Where Will All The Pork Go?

Semi hauling pigs
( National Pork Board and the Pork Checkoff )

With all the pork entering the market, where will it all go? Scott Brown, associate Extension professor at the University of Missouri, says we need both strong exports and strong domestic demand to keep prices at a reasonable level for producers.

The numbers came in as economists expected in the September Quarterly Hogs and Pigs Report. (See coverage from the March 2018 and June 2018 reports.) According to USDA’s inventory of all hogs and pigs on Sept. 1, 2018, total inventory was 75.5 million head, up 3% from a year ago, and up 3% from June 1, 2018.

The market hog inventory on Sept. 1 was 69.2 million, up 3% from last year, and up 4% from last quarter.

The number of pigs kept for breeding came in at 6.33 million head, the largest herd size since June 1999, and 3.5% more than a year ago. The number of pigs per litter came in at 10.72, a 22% increase from June of 1999, Brown says.

“If you look at the number of pigs per sow, we’re 34% higher now, so a lot more productivity,” Brown says. “For 2019, we’re going to grow pork production on an annual average somewhere in that 3.5 to 4% range. This report confirms to me that we’re going to see larger supplies of pork coming on the marketplace in 2019.”

It All Comes Down To Exports

With the projected increase in pork supply, exports make a big difference in where the industry will go in terms of prices in 2019.

"We believe exports will pick up next year from about 22.3% of the production in 2018 to 22.8% in 2019,” says Len Steiner, president of Steiner Consulting Group in Merrimack, N.H. “If our numbers are right, that will help fix a lot of things.”

However, the tariff war and African Swine Fever (ASF) could swing the export market either way.

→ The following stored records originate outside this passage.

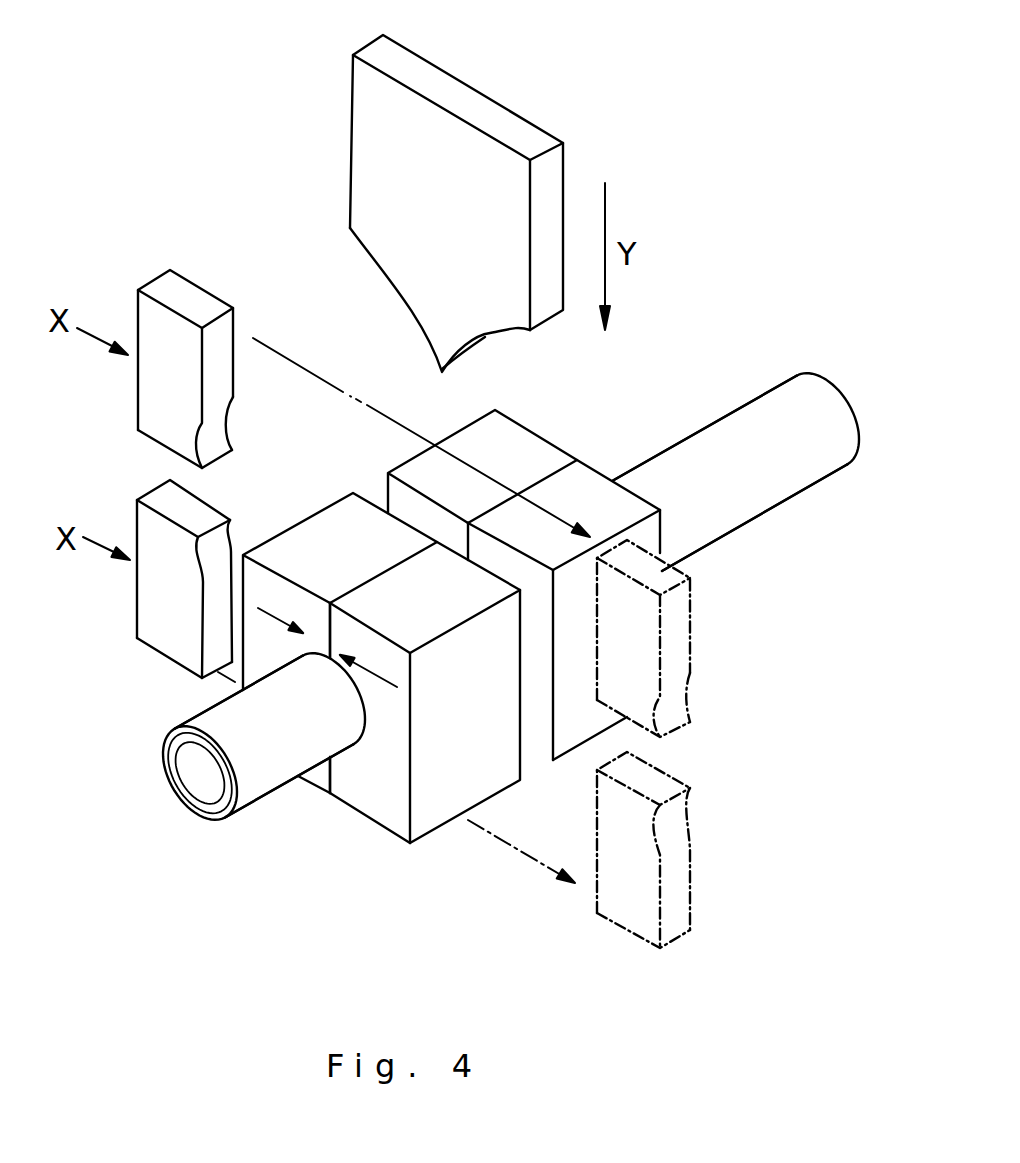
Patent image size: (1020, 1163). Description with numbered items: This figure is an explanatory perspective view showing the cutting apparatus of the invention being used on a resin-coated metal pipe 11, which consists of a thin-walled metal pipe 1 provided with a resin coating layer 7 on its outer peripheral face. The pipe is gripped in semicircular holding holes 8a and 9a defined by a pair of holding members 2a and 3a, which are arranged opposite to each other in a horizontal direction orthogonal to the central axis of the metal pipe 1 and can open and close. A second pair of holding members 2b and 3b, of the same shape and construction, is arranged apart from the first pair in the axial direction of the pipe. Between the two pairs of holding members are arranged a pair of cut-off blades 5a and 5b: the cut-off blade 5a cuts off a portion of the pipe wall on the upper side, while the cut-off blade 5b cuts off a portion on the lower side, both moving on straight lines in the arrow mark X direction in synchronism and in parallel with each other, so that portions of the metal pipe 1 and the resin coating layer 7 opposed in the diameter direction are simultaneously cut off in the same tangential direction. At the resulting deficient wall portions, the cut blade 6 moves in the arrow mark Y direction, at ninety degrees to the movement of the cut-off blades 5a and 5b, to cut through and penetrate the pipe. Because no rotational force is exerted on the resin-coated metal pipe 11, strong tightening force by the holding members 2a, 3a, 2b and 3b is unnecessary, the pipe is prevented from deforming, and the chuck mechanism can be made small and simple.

The metal pipe 1 is at (165, 742).
The holding member 2a is at (337, 537).
The holding member 2b is at (423, 482).
The holding member 3a is at (430, 817).
The holding member 3b is at (632, 503).
The cut-off blade 5a is at (150, 325).
The cut-off blade 5b is at (140, 537).
The cut blade 6 is at (453, 158).
The resin coating layer 7 is at (221, 822).
The semicircular holding hole 8a is at (363, 725).
The semicircular holding hole 9a is at (326, 660).
The resin-coated metal pipe 11 is at (185, 813).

“If exports drop down to 18%, it will be a debacle,” Steiner says. “ASF is a major problem in China. If China decides to come to the U.S. for extra pork, there's a bull argument there. If this just continues along, and China sticks to their guns that they don't want to budge on these economic issues for the tariff war, then that's a little bit bearish.”

David Miller, director of research and commodity services at Iowa Farm Bureau in West Des Moines, Iowa, says the fluctuating export markets make things interesting.

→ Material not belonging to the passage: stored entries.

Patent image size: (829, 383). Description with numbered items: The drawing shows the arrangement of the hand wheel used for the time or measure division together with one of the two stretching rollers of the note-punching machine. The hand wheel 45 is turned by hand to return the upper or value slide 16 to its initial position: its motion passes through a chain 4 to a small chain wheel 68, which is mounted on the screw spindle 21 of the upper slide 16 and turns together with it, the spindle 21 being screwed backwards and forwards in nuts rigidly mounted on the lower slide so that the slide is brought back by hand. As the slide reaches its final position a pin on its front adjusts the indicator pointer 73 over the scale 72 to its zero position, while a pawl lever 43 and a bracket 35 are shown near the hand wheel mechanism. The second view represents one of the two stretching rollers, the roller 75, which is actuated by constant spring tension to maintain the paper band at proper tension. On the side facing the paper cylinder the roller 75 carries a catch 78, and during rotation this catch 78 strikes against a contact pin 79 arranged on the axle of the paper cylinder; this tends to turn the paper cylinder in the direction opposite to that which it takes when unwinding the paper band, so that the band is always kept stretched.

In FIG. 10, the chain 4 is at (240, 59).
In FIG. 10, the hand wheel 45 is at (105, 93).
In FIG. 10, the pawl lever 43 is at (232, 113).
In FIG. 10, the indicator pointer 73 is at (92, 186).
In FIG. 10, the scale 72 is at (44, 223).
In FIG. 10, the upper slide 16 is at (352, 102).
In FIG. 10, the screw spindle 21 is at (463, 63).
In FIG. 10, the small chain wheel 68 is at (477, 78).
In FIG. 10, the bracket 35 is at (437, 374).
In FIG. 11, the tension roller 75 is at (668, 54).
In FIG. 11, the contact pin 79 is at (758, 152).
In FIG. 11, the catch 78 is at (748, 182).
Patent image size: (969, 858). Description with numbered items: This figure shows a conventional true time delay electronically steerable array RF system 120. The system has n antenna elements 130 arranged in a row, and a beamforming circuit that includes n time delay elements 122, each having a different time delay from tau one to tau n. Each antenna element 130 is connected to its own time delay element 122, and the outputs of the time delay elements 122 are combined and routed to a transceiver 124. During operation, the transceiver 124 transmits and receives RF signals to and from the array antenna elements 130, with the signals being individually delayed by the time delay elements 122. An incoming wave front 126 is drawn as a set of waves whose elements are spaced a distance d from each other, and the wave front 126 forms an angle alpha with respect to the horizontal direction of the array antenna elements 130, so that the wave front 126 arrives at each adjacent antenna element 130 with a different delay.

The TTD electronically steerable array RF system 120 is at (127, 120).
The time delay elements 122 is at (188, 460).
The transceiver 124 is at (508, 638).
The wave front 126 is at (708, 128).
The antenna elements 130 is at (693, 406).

“Historically, we’ve sent 3 to 4% of our pork to China – that market is in flux right now,” he says. “Europe is shipping more pork to some places we’ve been shipping it to and we’re shipping more pork to places where Europe was shipping it. At the base of it all, it really depends on what happens with our major markets of Japan, Korea, and Mexico, and what’s taking place with hams, loins, short ribs, and those things.”

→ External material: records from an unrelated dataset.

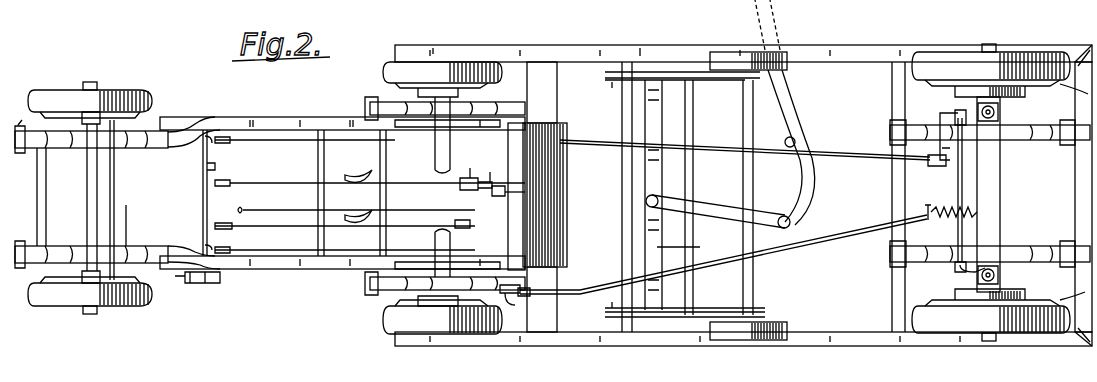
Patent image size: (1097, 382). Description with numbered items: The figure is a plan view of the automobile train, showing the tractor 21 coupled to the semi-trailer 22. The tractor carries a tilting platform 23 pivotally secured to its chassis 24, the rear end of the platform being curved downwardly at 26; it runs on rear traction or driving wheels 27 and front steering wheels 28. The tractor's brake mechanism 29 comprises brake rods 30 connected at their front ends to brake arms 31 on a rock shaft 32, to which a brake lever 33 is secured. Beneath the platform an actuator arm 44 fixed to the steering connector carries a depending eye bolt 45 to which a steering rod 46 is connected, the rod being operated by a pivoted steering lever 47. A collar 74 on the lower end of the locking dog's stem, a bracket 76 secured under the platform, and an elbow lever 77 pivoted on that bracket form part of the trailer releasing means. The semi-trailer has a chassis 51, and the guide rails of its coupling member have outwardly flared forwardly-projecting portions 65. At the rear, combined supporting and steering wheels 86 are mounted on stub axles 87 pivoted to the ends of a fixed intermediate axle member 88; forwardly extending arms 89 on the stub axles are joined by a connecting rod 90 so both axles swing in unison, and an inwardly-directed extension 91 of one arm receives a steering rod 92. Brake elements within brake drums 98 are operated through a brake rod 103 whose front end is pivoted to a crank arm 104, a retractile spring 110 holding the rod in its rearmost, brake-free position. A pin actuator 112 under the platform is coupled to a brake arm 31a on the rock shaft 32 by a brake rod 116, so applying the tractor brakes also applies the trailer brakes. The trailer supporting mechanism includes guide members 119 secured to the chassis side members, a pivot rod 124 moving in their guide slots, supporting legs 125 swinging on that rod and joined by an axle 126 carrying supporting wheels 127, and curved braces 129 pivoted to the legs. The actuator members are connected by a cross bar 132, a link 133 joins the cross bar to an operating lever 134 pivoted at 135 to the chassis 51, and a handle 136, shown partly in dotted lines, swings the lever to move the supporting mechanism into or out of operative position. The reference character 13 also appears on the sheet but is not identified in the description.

The machine frame 13 is at (1005, 33).
The tractor 21 is at (342, 183).
The semi-trailer 22 is at (618, 55).
The tilting platform 23 is at (380, 153).
The chassis 24 is at (333, 117).
The downwardly curved rear end 26 is at (567, 200).
The rear traction or driving wheels 27 is at (383, 72).
The front traction or steering wheels 28 is at (90, 198).
The brake mechanism 29 is at (210, 223).
The brake rods 30 is at (278, 140).
The brake arms 31 is at (200, 150).
The brake arm 31a is at (227, 160).
The rock shaft 32 is at (203, 178).
The brake lever 33 is at (190, 284).
The actuator arm 44 is at (462, 192).
The eye bolt 45 is at (470, 224).
The steering rod 46 is at (372, 222).
The steering lever 47 is at (345, 208).
The chassis 51 is at (503, 56).
The forwardly-projecting portions 65 is at (365, 180).
The collar 74 is at (498, 173).
The bracket 76 is at (507, 192).
The elbow lever 77 is at (524, 200).
The combined supporting and steering wheels 86 is at (1068, 298).
The stub axles 87 is at (1000, 112).
The fixed intermediate axle member 88 is at (1000, 203).
The forwardly extending arms 89 is at (958, 113).
The connecting rod 90 is at (958, 184).
The inwardly-directed extension 91 is at (928, 163).
The steering rod 92 is at (830, 157).
The brake drums 98 is at (1030, 90).
The brake rod 103 is at (822, 244).
The crank arm 104 is at (534, 308).
The retractile spring 110 is at (941, 204).
The pin actuator 112 is at (474, 165).
The brake rod 116 is at (300, 183).
The guide members 119 is at (660, 75).
The pivot rod 124 is at (625, 250).
The supporting legs 125 is at (695, 78).
The axle 126 is at (735, 172).
The supporting wheels 127 is at (780, 57).
The curved braces 129 is at (723, 82).
The cross bar 132 is at (700, 248).
The link 133 is at (730, 208).
The operating lever 134 is at (800, 187).
The pivot 135 is at (796, 138).
The handle 136 is at (755, 13).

Domestic Demand Still Drives Price

Brown says domestic demand is an important piece of the puzzle.

“We’ve seen strong domestic demand across the board for all meats,” Brown says. “However, if the economy were to turn south, or we talked about the ‘R’ word in 2019, I’d be worried about what happens on the domestic use side—that could be troubling to hog prices as we look ahead.”

The market demand for beef is strong, Steiner says, but that competitor is certainly not depressing pork prices. However, the poultry industry has had significant problems, especially with boneless, skinless breast meat prices.

“We’re seeing a little pullback in poultry production numbers to get some profitability back into their plants—that should be supportive to pork prices,” Steiner says. “Consequently, we're probably a little more bullish than some other people in the market at this point in time.”